22. Gelet op hetgeen hiervoor is overwogen, is de rechtbank van oordeel dat het bestreden besluit in rechte stand houdt en dat het beroep dus ongegrond is.
23. Voor een proceskostenveroordeling bestaat geen aanleiding.

Beslissing

De rechtbank verklaart het beroep ongegrond.
Deze uitspraak is op 7 januari 2022 gedaan door mr. C.H. de Groot, rechter, in aanwezigheid van mr. P.A. Schoenmakers, griffier.
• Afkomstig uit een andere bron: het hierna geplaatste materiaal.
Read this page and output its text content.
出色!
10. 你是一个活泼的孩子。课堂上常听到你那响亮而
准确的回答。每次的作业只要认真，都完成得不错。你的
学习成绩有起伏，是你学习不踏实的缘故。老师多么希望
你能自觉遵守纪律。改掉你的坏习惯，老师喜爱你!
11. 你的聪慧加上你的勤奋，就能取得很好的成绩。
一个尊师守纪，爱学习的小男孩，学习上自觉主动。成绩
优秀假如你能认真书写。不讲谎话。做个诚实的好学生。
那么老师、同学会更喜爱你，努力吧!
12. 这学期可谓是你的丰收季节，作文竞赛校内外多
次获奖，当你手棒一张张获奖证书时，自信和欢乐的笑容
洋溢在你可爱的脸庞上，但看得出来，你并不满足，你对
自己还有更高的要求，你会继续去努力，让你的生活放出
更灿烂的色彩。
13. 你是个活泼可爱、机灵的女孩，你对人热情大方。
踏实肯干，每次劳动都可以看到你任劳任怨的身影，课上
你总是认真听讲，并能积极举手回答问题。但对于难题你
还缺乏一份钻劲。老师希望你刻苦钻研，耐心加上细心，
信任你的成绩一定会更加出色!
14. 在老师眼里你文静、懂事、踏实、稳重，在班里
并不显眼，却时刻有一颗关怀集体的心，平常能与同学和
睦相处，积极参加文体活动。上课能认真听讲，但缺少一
De uitspraak wordt openbaar gemaakt op de eerstvolgende maandag na deze datum.
griffier rechter
Afschrift verzonden aan partijen op:

Rechtsmiddel

Als u het niet eens bent met deze uitspraak, kunt u een brief sturen naar de Centrale Raad van Beroep waarin u uitlegt waarom u het er niet mee eens bent. Dit heet een hoger beroepschrift. U moet dit beroepschrift indienen binnen 6 weken na de dag waarop deze uitspraak is verzonden. U ziet deze datum hierboven.